Generally, SPI and dPCI use only monthly rainfall data. Thus, any changes in rainfall potentially affect the results of both indices. In the dPCI cases, our results showed a moderate precipitation distribution (Fig. 4), while the SPI results indicate two periods from 1960 to 1970, and from 1990 to 2000 as most affected years by drought. Many researchers argued that rainfall data cannot be sufficient to track drought where more climate elements such as temperature and evapotranspiration should be taken into consideration. However, rainfall in Hungary was affected by different types of circulation (Cwsw, Cse, Cwnw), which have a negative trend as well as rainfall amount (Maheras et al. 2018). In connection with this, our results support this idea where an increased frequency of hydrological drought was detected (Fig. 5) with a remarkable decrease of rainfall between 1985 and 2000 (Fig. 2). Interestingly, Maheras et al. (2018) concluded that Debrecen (part of the Debrecen Region) was more subjected to extreme events (rainfall) which is consistent with our results in Table 2.

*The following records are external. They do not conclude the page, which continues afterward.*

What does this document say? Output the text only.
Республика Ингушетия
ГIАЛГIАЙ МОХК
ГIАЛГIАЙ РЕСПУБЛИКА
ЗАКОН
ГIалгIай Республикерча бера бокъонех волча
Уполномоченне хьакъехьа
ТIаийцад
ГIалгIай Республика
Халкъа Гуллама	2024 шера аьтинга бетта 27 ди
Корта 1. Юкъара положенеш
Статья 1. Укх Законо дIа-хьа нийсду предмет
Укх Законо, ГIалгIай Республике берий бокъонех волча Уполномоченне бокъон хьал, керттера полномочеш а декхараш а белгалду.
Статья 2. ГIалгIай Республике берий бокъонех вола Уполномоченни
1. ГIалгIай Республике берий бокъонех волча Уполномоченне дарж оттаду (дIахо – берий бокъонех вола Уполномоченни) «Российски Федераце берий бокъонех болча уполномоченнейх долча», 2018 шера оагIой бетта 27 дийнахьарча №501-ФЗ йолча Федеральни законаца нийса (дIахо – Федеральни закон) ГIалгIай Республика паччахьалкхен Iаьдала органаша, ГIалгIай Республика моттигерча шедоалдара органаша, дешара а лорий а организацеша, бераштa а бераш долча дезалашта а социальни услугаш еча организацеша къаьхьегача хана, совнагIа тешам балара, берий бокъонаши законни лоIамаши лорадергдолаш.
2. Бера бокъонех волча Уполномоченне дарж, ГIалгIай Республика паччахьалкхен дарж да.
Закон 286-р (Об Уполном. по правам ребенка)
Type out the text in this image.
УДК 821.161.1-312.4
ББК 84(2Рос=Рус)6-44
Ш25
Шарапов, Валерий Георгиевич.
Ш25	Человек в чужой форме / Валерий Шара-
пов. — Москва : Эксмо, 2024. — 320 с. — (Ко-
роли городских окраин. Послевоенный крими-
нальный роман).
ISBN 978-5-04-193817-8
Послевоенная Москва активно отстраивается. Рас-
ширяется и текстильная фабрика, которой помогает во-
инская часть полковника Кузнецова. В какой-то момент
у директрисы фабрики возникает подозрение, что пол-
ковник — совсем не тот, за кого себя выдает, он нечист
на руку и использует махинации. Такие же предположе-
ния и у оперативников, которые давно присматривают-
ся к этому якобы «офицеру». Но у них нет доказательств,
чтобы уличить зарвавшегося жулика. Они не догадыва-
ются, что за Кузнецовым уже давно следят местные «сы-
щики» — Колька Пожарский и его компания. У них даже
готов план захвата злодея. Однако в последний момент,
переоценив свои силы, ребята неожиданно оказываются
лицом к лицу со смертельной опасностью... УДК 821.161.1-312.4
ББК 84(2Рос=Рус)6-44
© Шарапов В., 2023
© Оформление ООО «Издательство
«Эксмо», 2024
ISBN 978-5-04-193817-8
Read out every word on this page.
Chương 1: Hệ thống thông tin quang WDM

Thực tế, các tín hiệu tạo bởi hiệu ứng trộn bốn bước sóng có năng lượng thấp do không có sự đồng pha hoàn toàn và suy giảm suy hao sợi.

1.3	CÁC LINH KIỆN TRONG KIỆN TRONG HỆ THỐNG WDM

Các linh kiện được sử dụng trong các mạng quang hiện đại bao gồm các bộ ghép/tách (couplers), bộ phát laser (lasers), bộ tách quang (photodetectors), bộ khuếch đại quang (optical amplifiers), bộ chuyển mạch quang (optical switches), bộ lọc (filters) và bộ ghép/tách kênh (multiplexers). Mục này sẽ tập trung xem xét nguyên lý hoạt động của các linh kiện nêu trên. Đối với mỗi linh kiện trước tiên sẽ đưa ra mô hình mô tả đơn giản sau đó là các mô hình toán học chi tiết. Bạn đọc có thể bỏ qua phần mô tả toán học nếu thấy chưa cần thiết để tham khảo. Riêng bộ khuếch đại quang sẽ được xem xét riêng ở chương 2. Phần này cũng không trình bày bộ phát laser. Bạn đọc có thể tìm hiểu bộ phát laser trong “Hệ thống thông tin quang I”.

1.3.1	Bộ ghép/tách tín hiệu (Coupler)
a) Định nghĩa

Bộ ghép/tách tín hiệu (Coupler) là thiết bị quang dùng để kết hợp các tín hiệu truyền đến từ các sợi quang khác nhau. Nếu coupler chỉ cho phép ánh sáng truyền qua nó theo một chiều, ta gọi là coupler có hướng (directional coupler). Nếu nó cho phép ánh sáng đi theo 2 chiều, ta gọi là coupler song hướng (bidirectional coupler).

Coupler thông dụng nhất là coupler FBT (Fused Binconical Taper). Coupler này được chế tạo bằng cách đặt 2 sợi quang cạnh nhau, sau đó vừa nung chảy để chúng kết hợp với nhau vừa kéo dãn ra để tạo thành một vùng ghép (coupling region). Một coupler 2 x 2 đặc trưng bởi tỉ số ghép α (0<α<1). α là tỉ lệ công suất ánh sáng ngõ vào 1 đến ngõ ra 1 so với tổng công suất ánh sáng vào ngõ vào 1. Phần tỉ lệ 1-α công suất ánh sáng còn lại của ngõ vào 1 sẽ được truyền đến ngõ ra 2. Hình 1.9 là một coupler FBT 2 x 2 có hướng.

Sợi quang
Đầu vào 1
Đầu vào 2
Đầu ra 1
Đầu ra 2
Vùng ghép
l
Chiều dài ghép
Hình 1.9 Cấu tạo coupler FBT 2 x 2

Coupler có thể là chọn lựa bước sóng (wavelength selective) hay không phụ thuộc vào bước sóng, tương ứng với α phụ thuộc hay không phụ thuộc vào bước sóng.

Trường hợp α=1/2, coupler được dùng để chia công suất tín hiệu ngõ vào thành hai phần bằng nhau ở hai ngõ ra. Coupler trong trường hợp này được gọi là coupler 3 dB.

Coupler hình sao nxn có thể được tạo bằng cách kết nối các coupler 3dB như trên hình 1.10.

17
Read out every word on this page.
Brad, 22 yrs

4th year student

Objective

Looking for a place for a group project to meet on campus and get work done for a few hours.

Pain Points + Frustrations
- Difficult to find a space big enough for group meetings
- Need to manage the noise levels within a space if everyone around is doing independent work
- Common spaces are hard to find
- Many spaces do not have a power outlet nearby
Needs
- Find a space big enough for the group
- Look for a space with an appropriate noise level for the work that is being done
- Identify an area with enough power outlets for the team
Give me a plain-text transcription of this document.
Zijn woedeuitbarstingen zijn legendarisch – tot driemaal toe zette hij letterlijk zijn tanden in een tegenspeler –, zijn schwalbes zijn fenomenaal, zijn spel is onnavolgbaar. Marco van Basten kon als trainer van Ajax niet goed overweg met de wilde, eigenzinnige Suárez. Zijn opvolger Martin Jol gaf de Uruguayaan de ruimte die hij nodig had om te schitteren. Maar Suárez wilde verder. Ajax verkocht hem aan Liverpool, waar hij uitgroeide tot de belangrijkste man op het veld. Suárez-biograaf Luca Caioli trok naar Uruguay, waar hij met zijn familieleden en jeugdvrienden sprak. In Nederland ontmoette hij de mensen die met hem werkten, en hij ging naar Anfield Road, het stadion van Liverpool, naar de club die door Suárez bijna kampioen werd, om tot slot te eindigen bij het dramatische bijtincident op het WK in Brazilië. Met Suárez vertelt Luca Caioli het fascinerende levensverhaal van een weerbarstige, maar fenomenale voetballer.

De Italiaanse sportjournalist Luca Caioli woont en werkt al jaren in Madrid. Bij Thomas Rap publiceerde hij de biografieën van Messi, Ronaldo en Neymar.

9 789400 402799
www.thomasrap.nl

Generally, the highest portion of agricultural land is cultivated by maize followed by wheat and other crops (Széles et al. 2012), where the common agricultural system is rainfed system. Thus, any changes of rainfall patterns could have a bad impact on crop productivity. Interestingly, Adrienn and Janos (2012) reported that drought (i.e., agricultural drought) was the main reason of yield reduction in Hungary.

Yet, to our knowledge, few studies were conducted to measure the effect of drought on ecosystems, Móricz et al. (2018) indicate that the severe drought in last decades (1992–1993, 2000–2003, and 2011–2012) badly affected the Black pine growing in southwest Hungary. Similarly, Gulácsi and Kovács (2018) highlighted those years (2000, 2001, 2002, and 2003) as dry years in Danube-Tisza intersection (central of Hungary). These results are in conformity with our research as can be seen in Figs. 5 and 6.

Conclusion

This present study helps to track drought episodes in an important agricultural region in Hungary where the economic damages of severe drought in the Hungarian agricultural sector reach 145 million USD annually. The key funding of this research can be summarized as follows:

  1. 1.

    The PCI values ranged between 9.4 and 15.8 with an average of 11.8, while the dPCI values range between 8.6 and 20.7 with an average 10.9.

  2. 2.

    The most affected years by agricultural drought (i.e., SPI 6) were 1962, 1974, 1976, 1990; 1992, 2000, and 2007.

  3. 3.

    The most affected years by Hydrological drought (i.e., SPI-36) were 1961–1965, 1973–1974, and 1992–1995.

  4. 4.

    A notable significant correlation between SPI (-3, -6) and NDVI in summer and early fall was detected.

To sum up, the SPI index could provide an easy tool for drought monitoring in the study area. Successive steps should be taken on a national scale for drought monitoring and detecting by integrating different data sources such as remote sensing and other climatic data.